Screen Histories FTV1010
- Academic Session: 2023-24
- School: School of Culture and Creative Arts
- Credits: 20
- Level: Level 1 (SCQF level 7)
- Typically Offered: Semester 2
- Available to Visiting Students: Yes
Screen Histories sets out to introduce students to the histories of film and television. It explores examples from a range of geographical locations and offers canonical and alternative accounts of film and television histories (including from non-western and marginalised groups). The course also integrates introduction of key methods for the exploration of film and television history.
20 x 1 hour lectures on Monday 11am and Wednesday 11am over 10 weeks as scheduled in MyCampus.
10 x 1 hour weekly seminars (choice of times) as scheduled in MyCampus.
10 x 2 hour screenings on Tuesday 4pm over 10 weeks as scheduled in MyCampus
Requirements of Entry
Normally open only to students in Arts who have been specifically admitted to this course through UCAS.

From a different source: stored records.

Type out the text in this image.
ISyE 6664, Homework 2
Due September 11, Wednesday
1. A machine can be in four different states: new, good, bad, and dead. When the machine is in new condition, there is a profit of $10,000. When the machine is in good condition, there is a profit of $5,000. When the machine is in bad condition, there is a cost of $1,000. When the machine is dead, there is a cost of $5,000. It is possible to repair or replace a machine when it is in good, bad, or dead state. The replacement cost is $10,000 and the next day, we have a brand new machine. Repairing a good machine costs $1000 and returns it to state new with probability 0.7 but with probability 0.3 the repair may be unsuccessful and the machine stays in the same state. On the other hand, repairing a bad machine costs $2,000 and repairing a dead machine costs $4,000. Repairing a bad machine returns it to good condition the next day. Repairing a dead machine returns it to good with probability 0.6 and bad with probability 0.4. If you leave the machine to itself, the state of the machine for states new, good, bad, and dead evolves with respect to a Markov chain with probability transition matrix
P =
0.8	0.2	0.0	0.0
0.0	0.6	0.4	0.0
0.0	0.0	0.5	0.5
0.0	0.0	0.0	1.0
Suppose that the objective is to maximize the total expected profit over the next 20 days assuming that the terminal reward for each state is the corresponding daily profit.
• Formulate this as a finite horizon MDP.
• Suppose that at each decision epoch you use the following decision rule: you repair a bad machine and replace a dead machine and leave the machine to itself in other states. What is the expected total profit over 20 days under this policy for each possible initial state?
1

Audio-Visual Presentation (5 minutes) - 40%
Essay (2000 words) - 50%
Seminar Contribution -10%
Main Assessment In: April/May
This course aims to:
■ Introduce students to film and television history, from Western and non-western perspectives
■ Encourage students to reflect of film and television history and how it is constructed
■ Give students experience in constructing arguments about the different types/styles of film and television history and their significance
Intended Learning Outcomes of Course
By the end of this course students will be able to:
■ Demonstrate knowledge of conventional film and television history and how it has been questioned within the field.
■ Evaluate different approaches to film and television history.
■ Construct and present individual histories of film and television
■ Write clearly and confidently about film and television history, offering well-structured arguments in professionally produced essays, using recognised and consistent forms of footnoting and reference.
Minimum Requirement for Award of Credits
Students must submit at least 75% by weight of the components (including examinations) of the course's summative assessment.